To kick things off we have the titular story of The Birds about a simple farmhand and his young family, as they are forced to batten down the hatches of their small cottage against murderous attacks by numberless flocks of crazed birds; all set on the coast of du Maurier’s beloved and picturesque Cornwall. A short horror of isolation and nature fighting back, which is definitely one of the best of the collection.
This is followed by the longest and, I’m afraid I feel, the weakest story of the collection: Monte Verità, which tells of a mountain paradise, home to a secret sect, that lures young women away and promises truth, beauty and immortality, but at a terrible price; told through the eyes of a nameless mountaineer, whose best friend’s wife disappears on a climbing trip. A wonderfully creepy concept, but it is slow and lumbersome in pace and length.
Next up is the original, titular story of The Apple Tree, that follows the actions of a widower, who believes he is being haunted by his late, neglected wife in the form of an old, twisted apple tree in the garden. With an unreliable narrator and his ever more desperate behaviour, this is a frightfully taut tale of guilt, paranoia and dread.

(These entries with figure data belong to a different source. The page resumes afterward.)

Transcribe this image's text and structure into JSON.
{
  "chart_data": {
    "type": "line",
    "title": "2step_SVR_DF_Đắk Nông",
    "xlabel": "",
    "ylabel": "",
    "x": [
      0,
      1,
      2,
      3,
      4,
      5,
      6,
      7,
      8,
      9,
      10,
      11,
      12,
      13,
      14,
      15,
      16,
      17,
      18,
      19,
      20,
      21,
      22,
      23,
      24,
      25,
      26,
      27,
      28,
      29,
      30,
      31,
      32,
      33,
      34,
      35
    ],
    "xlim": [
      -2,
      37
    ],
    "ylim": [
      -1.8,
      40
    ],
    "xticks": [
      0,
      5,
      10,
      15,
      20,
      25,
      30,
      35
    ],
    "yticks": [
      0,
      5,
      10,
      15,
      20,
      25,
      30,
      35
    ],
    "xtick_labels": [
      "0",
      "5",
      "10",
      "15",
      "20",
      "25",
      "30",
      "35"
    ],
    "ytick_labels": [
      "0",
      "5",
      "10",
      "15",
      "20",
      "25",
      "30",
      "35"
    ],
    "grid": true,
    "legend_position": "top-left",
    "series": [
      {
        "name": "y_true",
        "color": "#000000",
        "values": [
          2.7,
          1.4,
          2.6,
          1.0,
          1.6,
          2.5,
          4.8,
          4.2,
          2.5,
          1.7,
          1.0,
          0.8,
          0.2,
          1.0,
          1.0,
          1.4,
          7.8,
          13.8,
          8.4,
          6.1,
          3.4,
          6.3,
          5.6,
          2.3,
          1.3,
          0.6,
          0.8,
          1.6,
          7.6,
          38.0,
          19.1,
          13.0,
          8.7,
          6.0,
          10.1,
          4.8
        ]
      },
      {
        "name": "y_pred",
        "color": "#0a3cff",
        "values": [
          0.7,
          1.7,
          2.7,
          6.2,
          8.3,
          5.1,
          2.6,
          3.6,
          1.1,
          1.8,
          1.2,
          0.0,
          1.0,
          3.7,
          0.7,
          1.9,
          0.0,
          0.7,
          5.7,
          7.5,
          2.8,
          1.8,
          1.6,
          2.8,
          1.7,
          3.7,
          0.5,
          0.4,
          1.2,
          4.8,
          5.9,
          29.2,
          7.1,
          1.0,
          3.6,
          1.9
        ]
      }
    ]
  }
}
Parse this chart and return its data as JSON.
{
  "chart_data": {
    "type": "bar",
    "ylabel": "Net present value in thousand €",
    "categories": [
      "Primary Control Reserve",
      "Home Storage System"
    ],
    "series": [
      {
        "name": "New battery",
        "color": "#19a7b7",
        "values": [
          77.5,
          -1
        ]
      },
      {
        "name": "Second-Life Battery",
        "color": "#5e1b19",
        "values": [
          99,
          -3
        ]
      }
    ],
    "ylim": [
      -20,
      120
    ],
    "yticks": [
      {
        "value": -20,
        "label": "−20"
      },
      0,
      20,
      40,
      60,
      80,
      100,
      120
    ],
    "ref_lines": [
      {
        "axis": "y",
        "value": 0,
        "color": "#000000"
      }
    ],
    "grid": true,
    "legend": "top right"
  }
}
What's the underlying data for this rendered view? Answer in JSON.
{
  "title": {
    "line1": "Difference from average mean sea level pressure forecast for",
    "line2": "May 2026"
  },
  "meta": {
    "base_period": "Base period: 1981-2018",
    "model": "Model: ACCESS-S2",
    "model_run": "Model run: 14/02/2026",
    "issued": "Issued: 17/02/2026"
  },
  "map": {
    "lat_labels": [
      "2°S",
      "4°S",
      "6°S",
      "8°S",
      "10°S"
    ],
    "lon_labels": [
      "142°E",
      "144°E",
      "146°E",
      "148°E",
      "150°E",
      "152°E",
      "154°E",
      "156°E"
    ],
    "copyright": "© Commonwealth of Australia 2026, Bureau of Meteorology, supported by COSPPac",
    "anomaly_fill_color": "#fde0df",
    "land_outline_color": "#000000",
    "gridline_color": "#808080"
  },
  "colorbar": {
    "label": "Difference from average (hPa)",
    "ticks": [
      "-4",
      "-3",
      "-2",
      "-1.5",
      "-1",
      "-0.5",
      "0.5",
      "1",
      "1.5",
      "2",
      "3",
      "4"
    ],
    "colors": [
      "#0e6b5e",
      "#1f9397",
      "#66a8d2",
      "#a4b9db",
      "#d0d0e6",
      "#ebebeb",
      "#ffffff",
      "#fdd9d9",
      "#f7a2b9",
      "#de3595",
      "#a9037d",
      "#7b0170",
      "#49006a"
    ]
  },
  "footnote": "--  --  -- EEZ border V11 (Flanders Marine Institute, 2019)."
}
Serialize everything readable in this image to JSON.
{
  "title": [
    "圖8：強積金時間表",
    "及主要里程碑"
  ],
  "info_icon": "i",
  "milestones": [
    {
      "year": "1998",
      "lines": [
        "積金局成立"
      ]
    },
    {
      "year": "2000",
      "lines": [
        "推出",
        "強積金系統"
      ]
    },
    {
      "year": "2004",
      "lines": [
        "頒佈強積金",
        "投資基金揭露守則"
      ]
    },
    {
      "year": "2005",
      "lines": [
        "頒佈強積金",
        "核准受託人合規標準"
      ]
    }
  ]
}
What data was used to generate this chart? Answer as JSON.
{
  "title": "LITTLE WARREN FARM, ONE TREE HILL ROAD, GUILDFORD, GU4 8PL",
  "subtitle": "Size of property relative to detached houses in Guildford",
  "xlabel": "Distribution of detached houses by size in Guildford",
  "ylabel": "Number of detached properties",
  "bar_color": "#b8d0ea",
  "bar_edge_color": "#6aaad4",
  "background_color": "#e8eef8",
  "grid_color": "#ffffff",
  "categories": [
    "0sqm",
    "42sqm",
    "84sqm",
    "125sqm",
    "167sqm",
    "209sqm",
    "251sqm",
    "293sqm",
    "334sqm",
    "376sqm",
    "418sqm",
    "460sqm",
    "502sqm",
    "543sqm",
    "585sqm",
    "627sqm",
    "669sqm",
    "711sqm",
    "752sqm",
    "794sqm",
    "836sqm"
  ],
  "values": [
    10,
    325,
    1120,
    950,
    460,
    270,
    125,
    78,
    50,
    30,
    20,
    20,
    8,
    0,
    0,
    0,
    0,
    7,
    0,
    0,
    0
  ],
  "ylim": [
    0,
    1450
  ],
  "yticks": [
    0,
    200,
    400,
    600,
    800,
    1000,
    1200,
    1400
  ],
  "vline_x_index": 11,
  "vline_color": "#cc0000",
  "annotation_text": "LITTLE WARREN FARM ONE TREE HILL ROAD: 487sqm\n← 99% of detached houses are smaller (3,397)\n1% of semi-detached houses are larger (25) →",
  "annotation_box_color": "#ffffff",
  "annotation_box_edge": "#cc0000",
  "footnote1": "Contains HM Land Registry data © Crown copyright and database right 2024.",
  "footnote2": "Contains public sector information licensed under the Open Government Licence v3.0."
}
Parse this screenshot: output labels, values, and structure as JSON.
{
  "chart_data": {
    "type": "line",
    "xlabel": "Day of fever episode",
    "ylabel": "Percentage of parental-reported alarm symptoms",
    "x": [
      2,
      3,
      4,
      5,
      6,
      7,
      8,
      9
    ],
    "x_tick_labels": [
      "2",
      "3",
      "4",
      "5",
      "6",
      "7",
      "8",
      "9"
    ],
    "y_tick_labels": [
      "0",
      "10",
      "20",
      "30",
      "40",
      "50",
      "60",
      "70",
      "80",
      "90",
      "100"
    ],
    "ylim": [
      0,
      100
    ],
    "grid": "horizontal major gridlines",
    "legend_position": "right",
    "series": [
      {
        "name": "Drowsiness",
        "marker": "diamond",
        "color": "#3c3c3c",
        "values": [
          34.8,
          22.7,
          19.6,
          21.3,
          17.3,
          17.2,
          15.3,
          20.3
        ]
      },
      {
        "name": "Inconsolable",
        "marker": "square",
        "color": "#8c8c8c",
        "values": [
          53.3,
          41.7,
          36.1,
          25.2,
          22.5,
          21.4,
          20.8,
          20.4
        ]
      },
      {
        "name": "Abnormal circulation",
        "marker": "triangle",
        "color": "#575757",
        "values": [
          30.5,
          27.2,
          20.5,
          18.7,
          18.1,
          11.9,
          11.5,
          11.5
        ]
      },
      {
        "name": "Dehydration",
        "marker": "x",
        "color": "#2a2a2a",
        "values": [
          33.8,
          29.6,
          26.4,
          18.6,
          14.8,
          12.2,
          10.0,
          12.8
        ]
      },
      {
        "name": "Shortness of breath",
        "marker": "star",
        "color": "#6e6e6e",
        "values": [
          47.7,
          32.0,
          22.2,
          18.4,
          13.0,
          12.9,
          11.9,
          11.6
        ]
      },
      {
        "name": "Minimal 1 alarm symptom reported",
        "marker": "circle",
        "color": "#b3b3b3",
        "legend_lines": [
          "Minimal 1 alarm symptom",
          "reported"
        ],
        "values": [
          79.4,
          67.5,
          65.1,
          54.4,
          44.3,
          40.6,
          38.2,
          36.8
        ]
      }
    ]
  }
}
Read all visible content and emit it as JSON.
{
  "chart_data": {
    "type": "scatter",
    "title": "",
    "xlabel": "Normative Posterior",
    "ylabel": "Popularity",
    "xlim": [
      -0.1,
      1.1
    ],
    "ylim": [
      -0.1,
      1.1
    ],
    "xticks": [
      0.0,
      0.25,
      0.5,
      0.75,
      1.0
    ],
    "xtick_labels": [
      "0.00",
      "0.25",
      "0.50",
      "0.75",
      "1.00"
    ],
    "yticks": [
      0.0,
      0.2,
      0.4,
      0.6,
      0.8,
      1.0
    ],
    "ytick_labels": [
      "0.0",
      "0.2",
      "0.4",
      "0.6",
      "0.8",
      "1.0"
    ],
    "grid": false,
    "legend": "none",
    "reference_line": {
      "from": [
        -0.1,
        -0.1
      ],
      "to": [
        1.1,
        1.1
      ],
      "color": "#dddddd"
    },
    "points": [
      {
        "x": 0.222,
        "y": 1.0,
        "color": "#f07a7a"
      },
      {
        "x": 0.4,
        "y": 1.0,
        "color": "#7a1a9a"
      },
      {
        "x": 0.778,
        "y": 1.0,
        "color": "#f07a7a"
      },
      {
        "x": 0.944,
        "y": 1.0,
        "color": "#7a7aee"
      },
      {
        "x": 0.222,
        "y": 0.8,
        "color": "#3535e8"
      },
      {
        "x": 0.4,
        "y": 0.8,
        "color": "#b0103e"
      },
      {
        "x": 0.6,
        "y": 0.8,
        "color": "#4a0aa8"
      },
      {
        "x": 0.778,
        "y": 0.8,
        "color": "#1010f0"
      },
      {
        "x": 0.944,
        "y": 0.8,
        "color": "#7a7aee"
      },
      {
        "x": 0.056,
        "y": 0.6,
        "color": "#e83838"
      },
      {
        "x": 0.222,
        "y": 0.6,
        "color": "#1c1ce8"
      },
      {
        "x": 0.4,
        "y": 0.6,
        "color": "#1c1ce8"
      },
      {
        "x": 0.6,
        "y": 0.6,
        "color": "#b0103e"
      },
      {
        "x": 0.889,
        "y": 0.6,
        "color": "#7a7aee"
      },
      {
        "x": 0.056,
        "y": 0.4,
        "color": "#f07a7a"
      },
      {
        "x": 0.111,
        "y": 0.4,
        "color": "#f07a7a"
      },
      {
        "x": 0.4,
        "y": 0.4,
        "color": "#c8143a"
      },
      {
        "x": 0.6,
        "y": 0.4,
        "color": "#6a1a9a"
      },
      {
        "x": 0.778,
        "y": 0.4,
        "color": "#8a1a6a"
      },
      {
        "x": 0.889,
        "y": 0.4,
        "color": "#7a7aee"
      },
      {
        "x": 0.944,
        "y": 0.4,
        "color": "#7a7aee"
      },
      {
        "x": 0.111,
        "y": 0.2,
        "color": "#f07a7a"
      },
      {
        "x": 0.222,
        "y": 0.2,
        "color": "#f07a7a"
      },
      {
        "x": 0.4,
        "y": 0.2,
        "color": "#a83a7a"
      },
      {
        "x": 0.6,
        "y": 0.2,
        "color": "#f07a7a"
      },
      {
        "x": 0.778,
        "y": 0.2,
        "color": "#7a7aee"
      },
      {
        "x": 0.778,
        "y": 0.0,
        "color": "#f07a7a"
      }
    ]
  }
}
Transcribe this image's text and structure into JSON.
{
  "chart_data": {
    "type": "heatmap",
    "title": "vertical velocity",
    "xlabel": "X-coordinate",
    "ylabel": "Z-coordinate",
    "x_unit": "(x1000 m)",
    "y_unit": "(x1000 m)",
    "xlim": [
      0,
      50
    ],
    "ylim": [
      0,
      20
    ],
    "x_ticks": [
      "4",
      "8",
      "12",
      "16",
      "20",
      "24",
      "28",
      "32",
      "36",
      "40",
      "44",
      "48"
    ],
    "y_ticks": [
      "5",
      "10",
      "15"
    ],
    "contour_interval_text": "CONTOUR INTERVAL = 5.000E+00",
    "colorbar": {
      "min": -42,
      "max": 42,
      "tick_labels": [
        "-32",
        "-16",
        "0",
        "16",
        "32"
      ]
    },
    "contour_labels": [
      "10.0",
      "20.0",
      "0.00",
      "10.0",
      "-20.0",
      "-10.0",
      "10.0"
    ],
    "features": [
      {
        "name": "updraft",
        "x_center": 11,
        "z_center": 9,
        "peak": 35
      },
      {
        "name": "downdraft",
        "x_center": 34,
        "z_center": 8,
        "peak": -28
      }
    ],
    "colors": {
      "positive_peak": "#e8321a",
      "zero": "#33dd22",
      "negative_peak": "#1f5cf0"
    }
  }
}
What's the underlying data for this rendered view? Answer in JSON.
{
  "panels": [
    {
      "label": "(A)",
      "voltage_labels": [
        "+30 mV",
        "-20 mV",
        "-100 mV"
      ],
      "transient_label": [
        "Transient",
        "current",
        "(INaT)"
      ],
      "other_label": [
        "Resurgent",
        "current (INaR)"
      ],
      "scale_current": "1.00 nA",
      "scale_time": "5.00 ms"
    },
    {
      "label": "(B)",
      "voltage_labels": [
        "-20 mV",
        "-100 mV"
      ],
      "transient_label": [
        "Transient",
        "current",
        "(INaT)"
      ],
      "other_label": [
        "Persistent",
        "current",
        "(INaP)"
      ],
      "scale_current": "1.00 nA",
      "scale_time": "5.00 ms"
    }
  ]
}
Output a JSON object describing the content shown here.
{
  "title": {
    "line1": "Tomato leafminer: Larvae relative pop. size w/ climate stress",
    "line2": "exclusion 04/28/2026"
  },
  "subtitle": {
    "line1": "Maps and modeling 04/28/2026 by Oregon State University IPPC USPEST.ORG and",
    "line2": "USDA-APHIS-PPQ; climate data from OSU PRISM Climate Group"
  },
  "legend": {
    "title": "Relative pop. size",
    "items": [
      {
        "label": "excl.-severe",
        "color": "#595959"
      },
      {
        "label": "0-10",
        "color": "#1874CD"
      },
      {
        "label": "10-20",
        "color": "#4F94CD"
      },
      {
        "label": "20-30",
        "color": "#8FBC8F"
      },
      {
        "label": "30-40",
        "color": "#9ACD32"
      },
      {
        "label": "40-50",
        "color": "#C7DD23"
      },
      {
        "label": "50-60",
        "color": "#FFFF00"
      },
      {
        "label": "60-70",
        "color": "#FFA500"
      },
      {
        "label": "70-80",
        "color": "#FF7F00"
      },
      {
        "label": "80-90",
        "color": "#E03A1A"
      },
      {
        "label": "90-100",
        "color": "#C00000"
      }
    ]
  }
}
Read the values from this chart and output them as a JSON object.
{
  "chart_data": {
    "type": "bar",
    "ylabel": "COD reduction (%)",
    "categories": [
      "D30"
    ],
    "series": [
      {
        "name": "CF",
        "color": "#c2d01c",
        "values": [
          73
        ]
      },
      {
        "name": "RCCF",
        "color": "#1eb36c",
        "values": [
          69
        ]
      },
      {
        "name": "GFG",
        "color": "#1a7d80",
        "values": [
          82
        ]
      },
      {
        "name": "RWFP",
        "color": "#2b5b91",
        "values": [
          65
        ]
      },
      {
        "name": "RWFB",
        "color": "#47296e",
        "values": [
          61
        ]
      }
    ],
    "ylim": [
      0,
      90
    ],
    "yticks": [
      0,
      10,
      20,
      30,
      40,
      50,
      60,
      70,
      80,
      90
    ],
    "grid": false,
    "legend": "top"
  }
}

Then du Maurier transports us to the sun-drenched French Mediterranean coast in The Little Photographer, which gives us a glimpse of the life of a rich, beautiful Marquise, through the lens of a local, handsome photographer, who steps out from behind his camera into a torrid affair. This is like a mini-thriller and even though I knew what was coming, I was on the edge of my seat and wishing for the vain Marquise to get her comeuppance!
This is followed by another story of unrequited love in Kiss Me Again, Stranger, that relates an eerie episode in which a shy mechanic has a date with a pretty cinema usherette in a cemetery – only later does he discover the terrible truth about her and what a close shave he might have had! A sad and haunting little tale.
Finally, last but certainly not least, we have the story of The Old Man, which chronicles a family history as told by a neighbour who suspects the jealous father of finding a murderous remedy when three’s a crowd. This is a terribly sad tale with a mind-blowing twist at the end, that you’ll never see coming! And for that reason this is also one of the best of the collection.
All in all, I was thoroughly engrossed with my re-read of The Birds & Other Stories by Daphne du Maurier – I had forgotten what a terrific collection of short scary stories this was, all with du Maurier’s stunning description of place and trademark modern Gothic style. Great read
(I re-read this as part of the Daphne du Maurier Reading Week 2021)
Now over to you: What do you think? Have you read this? Did you read anything by Daphne du Maurier for this week? Any other short story collections your would recommend?